Given a $n$ by $p$ matrix $\pmb X$ the SVD decomposition of $\pmb X$ is:
$$\text{svd}((\pmb X-\bar{x})/\sqrt{n-1})=\pmb{UDV}'$$
(I will denote $\pmb V_k$ the matrix formed of the first $k$ columns of $\pmb V$ and $\pmb D_k$ the diagonal matrix formed of the first $k$ rows and columns of $\pmb D$)
The SVD decomposition divides the total variance of $\pmb X$ unto two
mutually orthogonal components:
- The variance of the projection of $(\pmb X-\bar{x})$ on the space spanned by the first $k$ singular vectors of $(\pmb X-\bar{x})$:
$$\sqrt{(\pmb X-\bar{x})'\pmb{V_kD_k^{-1}V_k'}(\pmb X-\bar{x})}$$
- The variance of the projection of $(\pmb X-\bar{x})$ on the space orthogonal to the first $k$ singular vectors of $(\pmb X-\bar{x})$:
$$\sqrt{(\pmb X-\bar{x})'(\pmb{I_k}-\pmb{V_kV_k'})(\pmb X-\bar{x})}$$
(where $\pmb I_k$ is the rank $k$ identity matrix) which is also equivalent to:
$$||\pmb X-\bar{x}-(\pmb X-\bar{x})\pmb{V_k^{}V_k'}||$$.
In R
n<-100
p<-20
k<-5
x<-matrix(rnorm(n*p),nc=p) #your data matrix
#the orthogonal distances:
data_centered<-sweep(x,2,colMeans(x),FUN="-")

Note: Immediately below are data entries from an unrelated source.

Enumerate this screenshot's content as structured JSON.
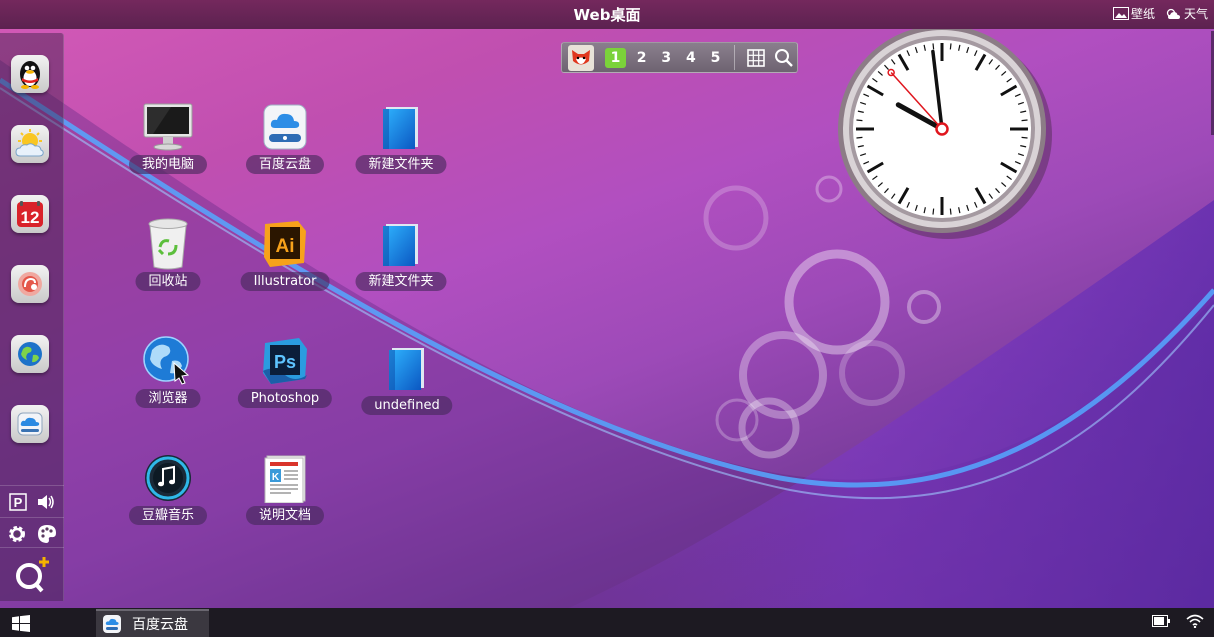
{
  "topbar": {
    "title": "Web桌面",
    "wallpaper_label": "壁纸",
    "weather_label": "天气"
  },
  "dock": {
    "apps": [
      {
        "name": "qq-penguin-icon"
      },
      {
        "name": "weather-sun-cloud-icon"
      },
      {
        "name": "calendar-icon",
        "text": "12"
      },
      {
        "name": "music-player-icon"
      },
      {
        "name": "browser-globe-icon"
      },
      {
        "name": "cloud-drive-icon"
      }
    ]
  },
  "pager": {
    "pages": [
      "1",
      "2",
      "3",
      "4",
      "5"
    ],
    "active_page": "1"
  },
  "desktop": {
    "icons": [
      {
        "label": "我的电脑",
        "icon": "computer-monitor-icon"
      },
      {
        "label": "百度云盘",
        "icon": "baidu-cloud-icon"
      },
      {
        "label": "新建文件夹",
        "icon": "blue-folder-icon"
      },
      {
        "label": "回收站",
        "icon": "recycle-bin-icon"
      },
      {
        "label": "Illustrator",
        "icon": "illustrator-icon",
        "text": "Ai"
      },
      {
        "label": "新建文件夹",
        "icon": "blue-folder-icon"
      },
      {
        "label": "浏览器",
        "icon": "browser-globe-icon"
      },
      {
        "label": "Photoshop",
        "icon": "photoshop-icon",
        "text": "Ps"
      },
      {
        "label": "undefined",
        "icon": "blue-folder-icon"
      },
      {
        "label": "豆瓣音乐",
        "icon": "music-note-icon"
      },
      {
        "label": "说明文档",
        "icon": "document-icon",
        "text": "K"
      }
    ]
  },
  "clock": {
    "hour": 9,
    "minute": 58,
    "second": 53
  },
  "taskbar": {
    "task_label": "百度云盘"
  },
  "colors": {
    "topbar": "#74285d",
    "taskbar": "#1d1a22",
    "pager_active": "#7bd23a",
    "clock_second_hand": "#e0161e"
  }
}
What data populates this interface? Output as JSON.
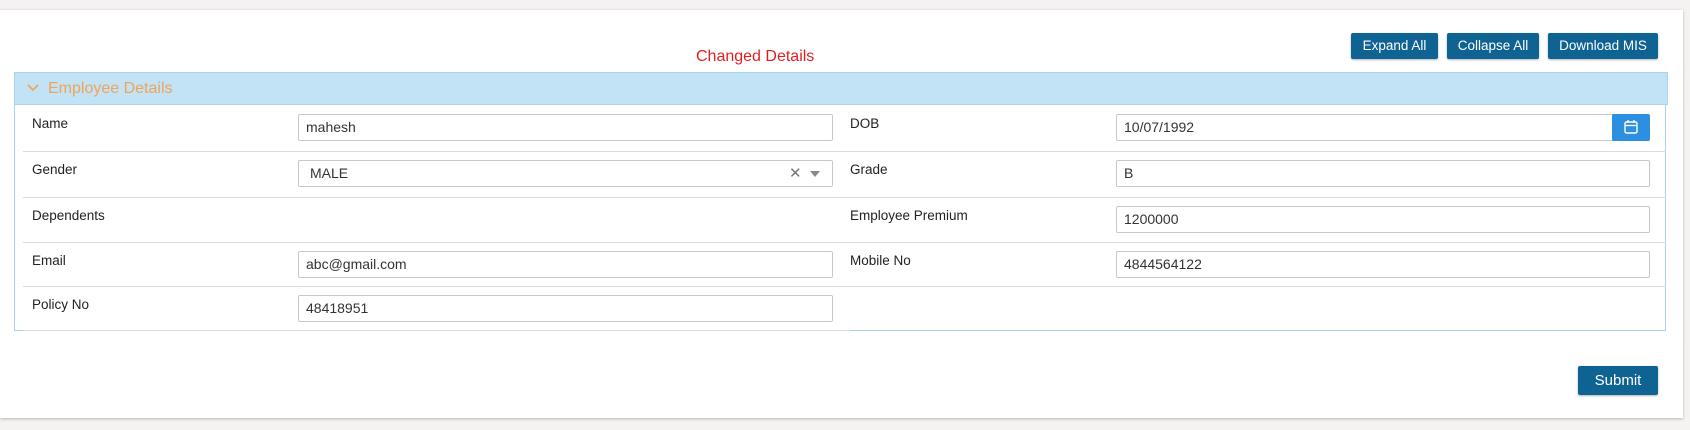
{
  "header": {
    "title": "Changed Details",
    "buttons": {
      "expand_all": "Expand All",
      "collapse_all": "Collapse All",
      "download_mis": "Download MIS"
    }
  },
  "panel": {
    "title": "Employee Details",
    "fields": {
      "name": {
        "label": "Name",
        "value": "mahesh"
      },
      "dob": {
        "label": "DOB",
        "value": "10/07/1992"
      },
      "gender": {
        "label": "Gender",
        "value": "MALE"
      },
      "grade": {
        "label": "Grade",
        "value": "B"
      },
      "dependents": {
        "label": "Dependents"
      },
      "employee_premium": {
        "label": "Employee Premium",
        "value": "1200000"
      },
      "email": {
        "label": "Email",
        "value": "abc@gmail.com"
      },
      "mobile_no": {
        "label": "Mobile No",
        "value": "4844564122"
      },
      "policy_no": {
        "label": "Policy No",
        "value": "48418951"
      }
    }
  },
  "footer": {
    "submit": "Submit"
  },
  "icons": {
    "chevron": "chevron-down-icon",
    "calendar": "calendar-icon",
    "clear": "clear-icon",
    "dropdown": "dropdown-arrow-icon"
  },
  "colors": {
    "accent": "#0e6393",
    "title_red": "#e0201f",
    "panel_header_bg": "#c1e3f5",
    "panel_header_text": "#f0a35a",
    "calendar_button": "#2d8fe0"
  }
}
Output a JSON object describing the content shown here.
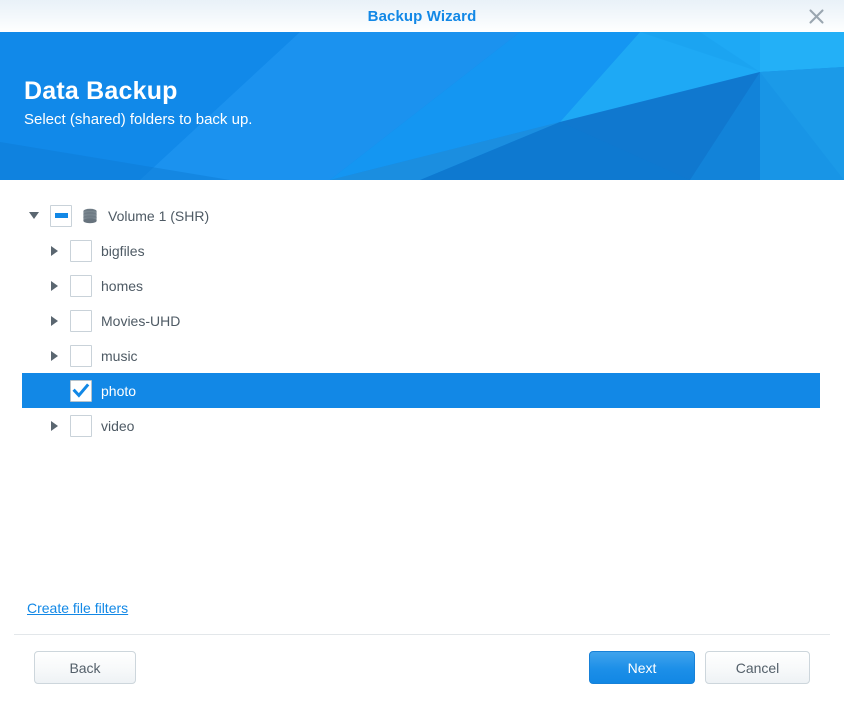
{
  "window": {
    "title": "Backup Wizard",
    "close_icon": "close-x-icon"
  },
  "banner": {
    "title": "Data Backup",
    "subtitle": "Select (shared) folders to back up.",
    "background_color": "#1289e8"
  },
  "tree": {
    "root": {
      "label": "Volume 1 (SHR)",
      "icon": "volume-disk-icon",
      "expanded": true,
      "checkbox_state": "indeterminate",
      "arrow": "chevron-down-icon"
    },
    "children": [
      {
        "label": "bigfiles",
        "checkbox_state": "unchecked",
        "expandable": true,
        "selected": false,
        "arrow": "chevron-right-icon"
      },
      {
        "label": "homes",
        "checkbox_state": "unchecked",
        "expandable": true,
        "selected": false,
        "arrow": "chevron-right-icon"
      },
      {
        "label": "Movies-UHD",
        "checkbox_state": "unchecked",
        "expandable": true,
        "selected": false,
        "arrow": "chevron-right-icon"
      },
      {
        "label": "music",
        "checkbox_state": "unchecked",
        "expandable": true,
        "selected": false,
        "arrow": "chevron-right-icon"
      },
      {
        "label": "photo",
        "checkbox_state": "checked",
        "expandable": false,
        "selected": true,
        "arrow": ""
      },
      {
        "label": "video",
        "checkbox_state": "unchecked",
        "expandable": true,
        "selected": false,
        "arrow": "chevron-right-icon"
      }
    ]
  },
  "links": {
    "create_file_filters": "Create file filters"
  },
  "footer": {
    "back_label": "Back",
    "next_label": "Next",
    "cancel_label": "Cancel"
  },
  "colors": {
    "accent": "#1288e6",
    "selection": "#1288e6",
    "text": "#4e5a64",
    "link": "#1288e6"
  }
}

loadings<-svd(data_centered/sqrt(nrow(data_centered)-1),nu=0)$v[,1:k]
orthDist<-data_centered-data_centered%*%loadings%*%t(loadings)
orthDist<-sqrt(rowSums(orthDist*orthDist))
you will find a more complete code to compute OD (and SD, the statistical distances on the space spanned by the loading matrix)
in the rrcov
package:
library(rrcov)
rrcov:::.distances
the function is not documented, but the slot res@od
therein are the orthogonal
distances.